At the top left is the tutelary deity Sahaja Heruka Chakrasamvara, blue in colour with one face and two hands embracing the consort red Vajrayogini; surrounded by flames (complex form). At the right is the mahasiddha Ghantapa, brown in colour, holding a gold vajra and bell, embraced by the consort; flying in the sky.
At the bottom right is the wrathful protector Chaturbhuja Mahakala, dark blue, with one face and four hands, seated on a corpse; surrounded by flames. To the left is a white elephant in the middle of a green forest.
Tara is a completely enlightened buddha who had previously promised to appear, after enlightenment, in the form of a female bodhisattva and goddess for the benefit of all beings. Her primary activity is to protect from the eight fears. Practiced in all Schools of Tibetan Buddhism her various forms are found in all classes of tantra - Nyingma and Sarma.

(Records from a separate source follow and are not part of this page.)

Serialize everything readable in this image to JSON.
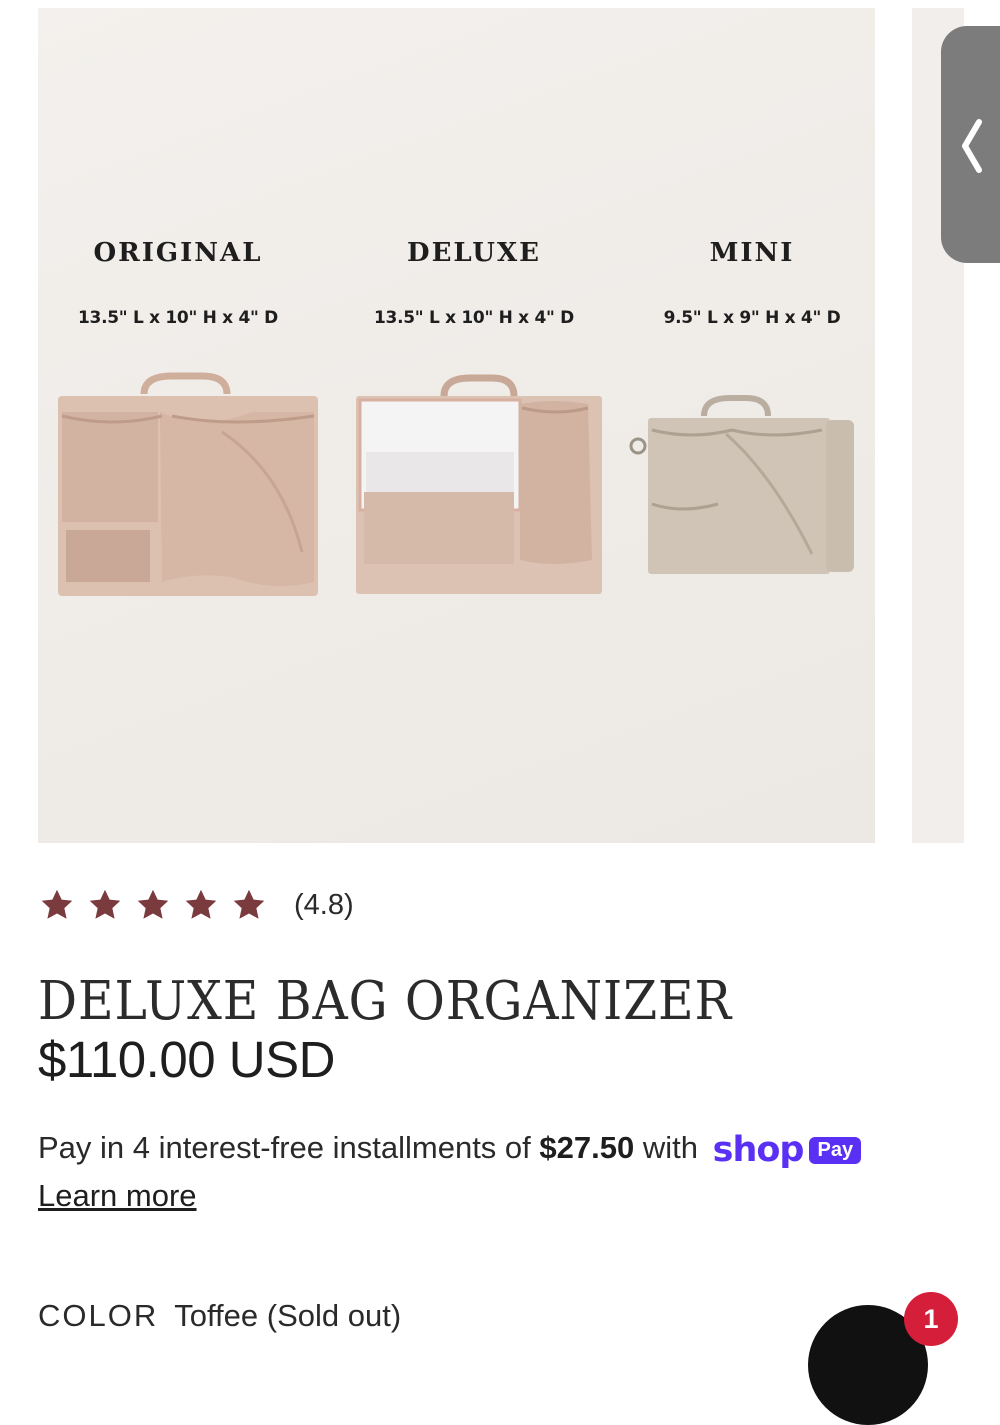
{
  "gallery": {
    "variants": [
      {
        "name": "ORIGINAL",
        "dims": "13.5\" L x 10\" H x 4\" D"
      },
      {
        "name": "DELUXE",
        "dims": "13.5\" L x 10\" H x 4\" D"
      },
      {
        "name": "MINI",
        "dims": "9.5\" L x 9\" H x 4\" D"
      }
    ]
  },
  "product": {
    "rating_stars": 5,
    "rating_value": "(4.8)",
    "title": "DELUXE BAG ORGANIZER",
    "price": "$110.00 USD",
    "installments_prefix": "Pay in 4 interest-free installments of",
    "installment_amount": "$27.50",
    "installments_suffix": "with",
    "shop_pay_word": "shop",
    "shop_pay_badge": "Pay",
    "learn_more": "Learn more",
    "color_label": "COLOR",
    "color_value": "Toffee (Sold out)"
  },
  "cart": {
    "count": "1"
  },
  "colors": {
    "star": "#7a3b3f",
    "shop_pay": "#5a31f4",
    "cart_badge": "#d51e3a",
    "bag": "#dcc0b0",
    "mini_bag": "#cfc4b6"
  },
  "icons": {
    "nav": "chevron-left-icon",
    "rating": "star-icon",
    "cart": "cart-icon"
  }
}
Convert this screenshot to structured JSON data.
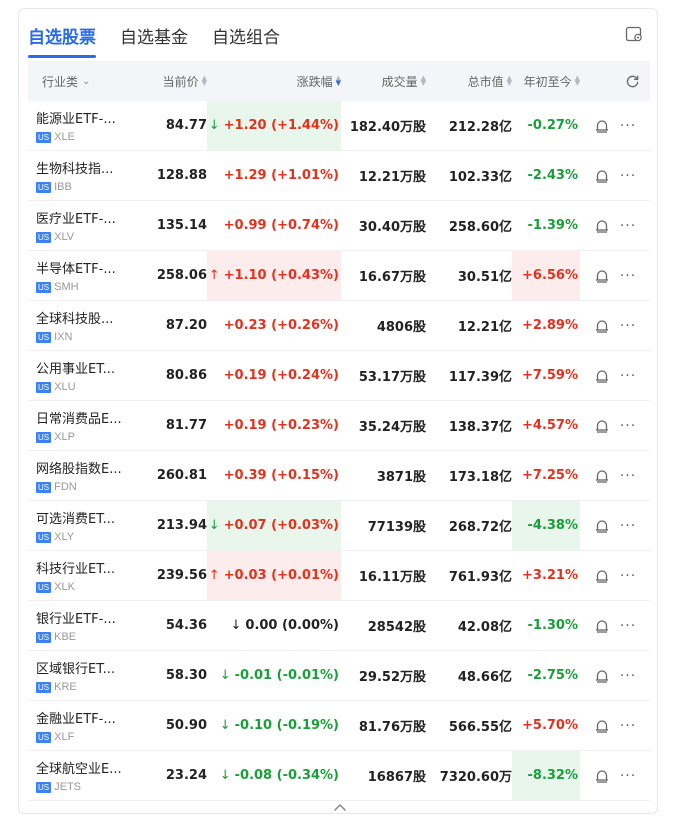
{
  "tabs": [
    "自选股票",
    "自选基金",
    "自选组合"
  ],
  "header": {
    "industry": "行业类",
    "price": "当前价",
    "change": "涨跌幅",
    "volume": "成交量",
    "market_cap": "总市值",
    "ytd": "年初至今"
  },
  "rows": [
    {
      "name": "能源业ETF-...",
      "market": "US",
      "symbol": "XLE",
      "price": "84.77",
      "change": "+1.20 (+1.44%)",
      "volume": "182.40万股",
      "market_cap": "212.28亿",
      "ytd": "-0.27%"
    },
    {
      "name": "生物科技指...",
      "market": "US",
      "symbol": "IBB",
      "price": "128.88",
      "change": "+1.29 (+1.01%)",
      "volume": "12.21万股",
      "market_cap": "102.33亿",
      "ytd": "-2.43%"
    },
    {
      "name": "医疗业ETF-...",
      "market": "US",
      "symbol": "XLV",
      "price": "135.14",
      "change": "+0.99 (+0.74%)",
      "volume": "30.40万股",
      "market_cap": "258.60亿",
      "ytd": "-1.39%"
    },
    {
      "name": "半导体ETF-...",
      "market": "US",
      "symbol": "SMH",
      "price": "258.06",
      "change": "+1.10 (+0.43%)",
      "volume": "16.67万股",
      "market_cap": "30.51亿",
      "ytd": "+6.56%"
    },
    {
      "name": "全球科技股...",
      "market": "US",
      "symbol": "IXN",
      "price": "87.20",
      "change": "+0.23 (+0.26%)",
      "volume": "4806股",
      "market_cap": "12.21亿",
      "ytd": "+2.89%"
    },
    {
      "name": "公用事业ET...",
      "market": "US",
      "symbol": "XLU",
      "price": "80.86",
      "change": "+0.19 (+0.24%)",
      "volume": "53.17万股",
      "market_cap": "117.39亿",
      "ytd": "+7.59%"
    },
    {
      "name": "日常消费品E...",
      "market": "US",
      "symbol": "XLP",
      "price": "81.77",
      "change": "+0.19 (+0.23%)",
      "volume": "35.24万股",
      "market_cap": "138.37亿",
      "ytd": "+4.57%"
    },
    {
      "name": "网络股指数E...",
      "market": "US",
      "symbol": "FDN",
      "price": "260.81",
      "change": "+0.39 (+0.15%)",
      "volume": "3871股",
      "market_cap": "173.18亿",
      "ytd": "+7.25%"
    },
    {
      "name": "可选消费ET...",
      "market": "US",
      "symbol": "XLY",
      "price": "213.94",
      "change": "+0.07 (+0.03%)",
      "volume": "77139股",
      "market_cap": "268.72亿",
      "ytd": "-4.38%"
    },
    {
      "name": "科技行业ET...",
      "market": "US",
      "symbol": "XLK",
      "price": "239.56",
      "change": "+0.03 (+0.01%)",
      "volume": "16.11万股",
      "market_cap": "761.93亿",
      "ytd": "+3.21%"
    },
    {
      "name": "银行业ETF-...",
      "market": "US",
      "symbol": "KBE",
      "price": "54.36",
      "change": "0.00 (0.00%)",
      "volume": "28542股",
      "market_cap": "42.08亿",
      "ytd": "-1.30%"
    },
    {
      "name": "区域银行ET...",
      "market": "US",
      "symbol": "KRE",
      "price": "58.30",
      "change": "-0.01 (-0.01%)",
      "volume": "29.52万股",
      "market_cap": "48.66亿",
      "ytd": "-2.75%"
    },
    {
      "name": "金融业ETF-...",
      "market": "US",
      "symbol": "XLF",
      "price": "50.90",
      "change": "-0.10 (-0.19%)",
      "volume": "81.76万股",
      "market_cap": "566.55亿",
      "ytd": "+5.70%"
    },
    {
      "name": "全球航空业E...",
      "market": "US",
      "symbol": "JETS",
      "price": "23.24",
      "change": "-0.08 (-0.34%)",
      "volume": "16867股",
      "market_cap": "7320.60万",
      "ytd": "-8.32%"
    }
  ],
  "row_styles": [
    {
      "change_color": "up",
      "change_bg": "down",
      "arrow": "↓",
      "ytd_color": "down",
      "ytd_bg": ""
    },
    {
      "change_color": "up",
      "change_bg": "",
      "arrow": "",
      "ytd_color": "down",
      "ytd_bg": ""
    },
    {
      "change_color": "up",
      "change_bg": "",
      "arrow": "",
      "ytd_color": "down",
      "ytd_bg": ""
    },
    {
      "change_color": "up",
      "change_bg": "up",
      "arrow": "↑",
      "ytd_color": "up",
      "ytd_bg": "up"
    },
    {
      "change_color": "up",
      "change_bg": "",
      "arrow": "",
      "ytd_color": "up",
      "ytd_bg": ""
    },
    {
      "change_color": "up",
      "change_bg": "",
      "arrow": "",
      "ytd_color": "up",
      "ytd_bg": ""
    },
    {
      "change_color": "up",
      "change_bg": "",
      "arrow": "",
      "ytd_color": "up",
      "ytd_bg": ""
    },
    {
      "change_color": "up",
      "change_bg": "",
      "arrow": "",
      "ytd_color": "up",
      "ytd_bg": ""
    },
    {
      "change_color": "up",
      "change_bg": "down",
      "arrow": "↓",
      "ytd_color": "down",
      "ytd_bg": "down"
    },
    {
      "change_color": "up",
      "change_bg": "up",
      "arrow": "↑",
      "ytd_color": "up",
      "ytd_bg": ""
    },
    {
      "change_color": "neutral",
      "change_bg": "",
      "arrow": "↓",
      "ytd_color": "down",
      "ytd_bg": ""
    },
    {
      "change_color": "down",
      "change_bg": "",
      "arrow": "↓",
      "ytd_color": "down",
      "ytd_bg": ""
    },
    {
      "change_color": "down",
      "change_bg": "",
      "arrow": "↓",
      "ytd_color": "up",
      "ytd_bg": ""
    },
    {
      "change_color": "down",
      "change_bg": "",
      "arrow": "↓",
      "ytd_color": "down",
      "ytd_bg": "down"
    }
  ],
  "colors": {
    "accent": "#2b6be4",
    "up": "#e0321f",
    "down": "#1a9e3a",
    "up_bg": "#fdecec",
    "down_bg": "#e8f6ec",
    "us_badge": "#3b82f6"
  },
  "icons": [
    "settings-icon",
    "refresh-icon",
    "bell-icon",
    "more-icon",
    "chevron-up-icon",
    "chevron-down-icon",
    "sort-icon"
  ]
}
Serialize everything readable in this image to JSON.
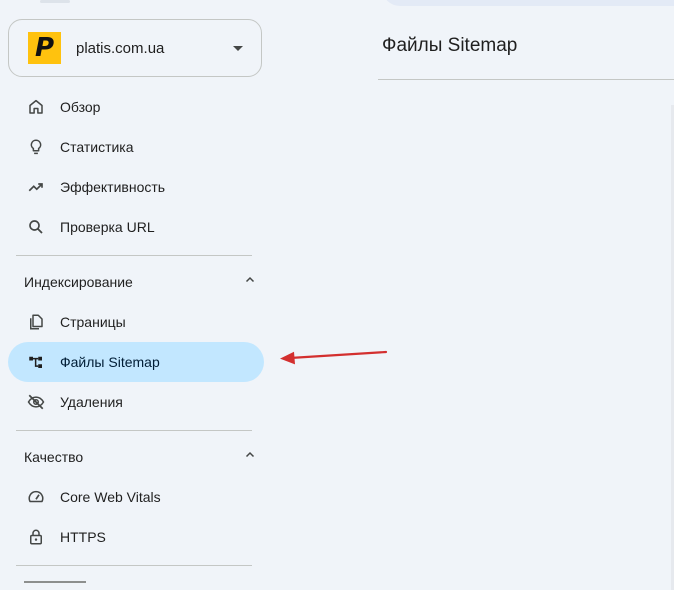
{
  "property": {
    "logo_letter": "P",
    "name": "platis.com.ua"
  },
  "nav": {
    "top_items": [
      {
        "label": "Обзор",
        "icon": "home-icon"
      },
      {
        "label": "Статистика",
        "icon": "lightbulb-icon"
      },
      {
        "label": "Эффективность",
        "icon": "trending-up-icon"
      },
      {
        "label": "Проверка URL",
        "icon": "search-icon"
      }
    ],
    "indexing": {
      "title": "Индексирование",
      "items": [
        {
          "label": "Страницы",
          "icon": "pages-icon"
        },
        {
          "label": "Файлы Sitemap",
          "icon": "sitemap-icon",
          "active": true
        },
        {
          "label": "Удаления",
          "icon": "visibility-off-icon"
        }
      ]
    },
    "quality": {
      "title": "Качество",
      "items": [
        {
          "label": "Core Web Vitals",
          "icon": "speed-icon"
        },
        {
          "label": "HTTPS",
          "icon": "lock-icon"
        }
      ]
    }
  },
  "main": {
    "title": "Файлы Sitemap"
  },
  "colors": {
    "background": "#f0f4f9",
    "active_item": "#c2e7ff",
    "annotation_arrow": "#d32f2f",
    "logo": "#ffc20e"
  }
}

From the tantra known as the 'Twenty-One Praises of Tara' spoken by the buddha Samantabhadra arises a system of practice with 21 emanations - 1 for each verse of praise. Each form of Tara has a specific colour and accomplishes a special activity. Based on that, there are 3 well known and distinct lineages for the set of 21 Taras; Pandita Suryagupta, Lord Atisha and the lineage from the Nyingma Lama - Longchenpa. Aside from these 3 there are other less known sets of 21 Taras as well as numerous individual forms and lineages. The 3 main lineages do not share the same iconographic forms. In the Atisha system all the Taras appear in the same basic posture with equal faces and hands and only differ in the colour of the body and vase held in the right hand of each. Some have a slightly fierce facial expression. Green is the primary colour of Tara, however green is not included in the enumeration of the 21. There are 4 red Taras, 6 white, 3 yellow, 4 orange, 2 red-black and 2 black Taras for a total of 21.
This painting belongs to a set of 21 depicting all the forms of Tara according to the Atisha Lineage. A short inscription is written in the areola above Tara's head. See others from the same set 336, 337, 338, 339, 340, 450, 451.
Jeff Watt 10-98
Front of Painting
English Translation of Inscription: Left eight.
Wylie Transliteration of Inscription: gyon brgyad pa.